Envoyer à un ami | Version à imprimer | Version en PDF

Ségrégation ordinaire

par Mahdi Boukhalfa

Après les visas, les études. Difficile de ne pas voir dans la récente décision du gouvernement français d'augmenter les frais de scolarité pour les étudiants étrangers une autre manière, subtile mais sournoise, de restreindre encore plus l'accès de l'espace français, et au-delà européen, aux étrangers, en particulier maghrébins et africains. Cette hausse soudaine des frais de scolarité pour les étrangers dans les universités françaises, annoncée lundi dernier par le Premier ministre Edouard Philippe, n'est pas la meilleure manière de dire aux étudiants africains, dont ceux maghrébins au peu de ressources financières, de ne pas se rendre en France, même si c'est pour parfaire leur formation.

Quand les frais de scolarité passent de 170 euros à 2.770 pour la licence et de 380 euros à 3.770 euros pour le doctorat, la posture est claire. Cela s'appelle fermeture des frontières, et la France, le pays européen le plus engagé avec les pays africains dans le domaine de l'enseignement supérieur, serait-elle en train de renier froidement ses engagements ? Pire, elle est en train de dresser des barrières énormes pour tous ceux qui veulent aller étudier en France, avoir un diplôme d'études supérieures dans la seule langue qu'ils maîtrisent, celle de l'ancienne puissance coloniale. La vraie raison de ce bouclage de l'espace français est en fait que Paris, à l'instar des autres pays de l'espace Schengen, est en train de refermer de nouveau l'accès à ses frontières, à son territoire.

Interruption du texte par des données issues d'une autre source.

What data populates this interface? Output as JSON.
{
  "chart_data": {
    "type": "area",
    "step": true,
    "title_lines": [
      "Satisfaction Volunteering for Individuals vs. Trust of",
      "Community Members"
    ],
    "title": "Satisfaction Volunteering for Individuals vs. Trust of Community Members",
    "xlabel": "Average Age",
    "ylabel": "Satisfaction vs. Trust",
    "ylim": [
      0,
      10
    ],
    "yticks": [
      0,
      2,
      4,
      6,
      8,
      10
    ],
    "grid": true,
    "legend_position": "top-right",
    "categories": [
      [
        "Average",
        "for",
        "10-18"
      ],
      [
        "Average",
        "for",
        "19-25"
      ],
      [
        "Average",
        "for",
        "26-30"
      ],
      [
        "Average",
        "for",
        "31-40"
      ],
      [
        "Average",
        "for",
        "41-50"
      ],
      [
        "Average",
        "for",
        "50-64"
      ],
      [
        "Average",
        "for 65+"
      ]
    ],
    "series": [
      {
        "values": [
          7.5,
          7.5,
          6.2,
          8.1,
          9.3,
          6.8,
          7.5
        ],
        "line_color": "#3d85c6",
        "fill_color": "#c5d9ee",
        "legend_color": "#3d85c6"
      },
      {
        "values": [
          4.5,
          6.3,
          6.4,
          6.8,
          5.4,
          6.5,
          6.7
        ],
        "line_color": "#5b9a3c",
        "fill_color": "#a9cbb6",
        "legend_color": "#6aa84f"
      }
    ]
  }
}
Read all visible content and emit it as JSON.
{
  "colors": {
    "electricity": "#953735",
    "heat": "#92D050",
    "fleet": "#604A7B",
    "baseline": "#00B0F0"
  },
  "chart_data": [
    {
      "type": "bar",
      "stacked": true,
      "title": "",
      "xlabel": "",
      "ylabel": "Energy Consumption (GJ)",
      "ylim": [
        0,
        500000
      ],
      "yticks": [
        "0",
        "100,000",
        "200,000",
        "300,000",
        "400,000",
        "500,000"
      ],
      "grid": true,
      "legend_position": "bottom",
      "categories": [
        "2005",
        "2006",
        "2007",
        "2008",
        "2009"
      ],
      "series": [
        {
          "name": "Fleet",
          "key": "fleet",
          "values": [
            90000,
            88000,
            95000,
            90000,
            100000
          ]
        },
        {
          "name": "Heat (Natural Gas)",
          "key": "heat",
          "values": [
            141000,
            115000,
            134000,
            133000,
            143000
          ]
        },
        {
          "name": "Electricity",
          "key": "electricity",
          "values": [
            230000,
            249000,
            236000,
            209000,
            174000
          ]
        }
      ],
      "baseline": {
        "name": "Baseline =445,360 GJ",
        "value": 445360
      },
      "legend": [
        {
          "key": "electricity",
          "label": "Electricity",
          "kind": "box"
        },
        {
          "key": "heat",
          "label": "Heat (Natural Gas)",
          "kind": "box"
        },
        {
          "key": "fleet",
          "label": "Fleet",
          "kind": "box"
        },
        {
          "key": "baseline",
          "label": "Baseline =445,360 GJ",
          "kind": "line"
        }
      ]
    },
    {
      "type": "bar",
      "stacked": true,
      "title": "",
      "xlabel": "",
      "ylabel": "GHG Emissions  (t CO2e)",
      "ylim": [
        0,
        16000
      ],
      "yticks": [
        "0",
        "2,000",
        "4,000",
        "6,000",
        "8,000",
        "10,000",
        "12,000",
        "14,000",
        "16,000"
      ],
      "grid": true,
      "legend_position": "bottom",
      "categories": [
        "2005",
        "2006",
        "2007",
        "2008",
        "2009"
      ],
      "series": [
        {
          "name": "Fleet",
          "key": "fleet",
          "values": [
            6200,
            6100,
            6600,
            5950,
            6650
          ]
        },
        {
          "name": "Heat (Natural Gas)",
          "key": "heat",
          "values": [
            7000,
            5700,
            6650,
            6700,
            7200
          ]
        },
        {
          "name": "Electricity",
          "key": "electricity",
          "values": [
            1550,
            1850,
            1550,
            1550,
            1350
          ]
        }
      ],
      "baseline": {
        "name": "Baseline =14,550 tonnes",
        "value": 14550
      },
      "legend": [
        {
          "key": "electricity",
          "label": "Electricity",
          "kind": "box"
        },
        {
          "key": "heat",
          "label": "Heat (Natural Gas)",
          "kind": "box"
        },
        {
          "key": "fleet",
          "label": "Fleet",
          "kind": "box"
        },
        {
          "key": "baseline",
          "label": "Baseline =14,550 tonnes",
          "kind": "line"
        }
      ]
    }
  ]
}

Le durcissement de la procédure d'octroi des visas, quelle que soit la catégorie socioprofessionnelle des demandeurs à l'exception des diplomates, est un signe qui ne trompe pas sur cette nouvelle politique de l'UE de refermer ses frontières. Ce n'est pas un secret, l'Europe a eu peur et a vraiment paniqué en 2015 avec l'arrivée de milliers de migrants d'Irak, de Syrie, d'Afghanistan, d'Asie. Ce soudain sentiment d'insécurité face à des vagues de migrants chassés par des franchises terroristes et soutenues par des pays européens comme la France ou l'Allemagne a été inoculé par l'extrême droite européenne à des gouvernements aux abois. Après les pays de l'Est, nouvellement admis au sein de l'UE, ce seront l'Allemagne, l'Italie, puis la France et l'Espagne qui vont d'abord imposer un contrôle drastique aux frontières, ensuite durcir les conditions d'octroi de visas. Comme pour fermer progressivement l'accès à l'Europe des ressortissants étrangers originaires d'Afrique, du Maghreb notamment, coupables d'avoir inventé les «pateras».

Il est clair d'abord que des gouvernements dits «ouverts» comme la France ou l'Allemagne ont cédé aux pressions de l'extrême droite, alors qu'en Italie et en Autriche ce sont les dirigeants de l'extrême droite qui sont aux commandes de leur gouvernement. Pour autant, les portes de l'Europe resteront ouvertes aux riches touristes asiatiques, aux Chinois et aux Japonais, qui ne seront pas également perturbés par la soudaine hausse des frais de scolarité dans les universités françaises. «La République en Marche» veut ainsi faire coup double en durcissant l'accès de son territoire aux Maghrébins, aux Arabes et aux Africains, le gros des étrangers en situation irrégulière sur le sol européen, et de l'autre côté développer une politique universitaire et touristique élitiste. Dans les deux cas, la France version «LREM» a failli à ses engagements et obéit aux injonctions de l'extrême droite de fermer l'espace Schengen. Difficile de ne pas voir une autre forme de ségrégation ordinaire de l'UE envers les ressortissants maghrébins et africains.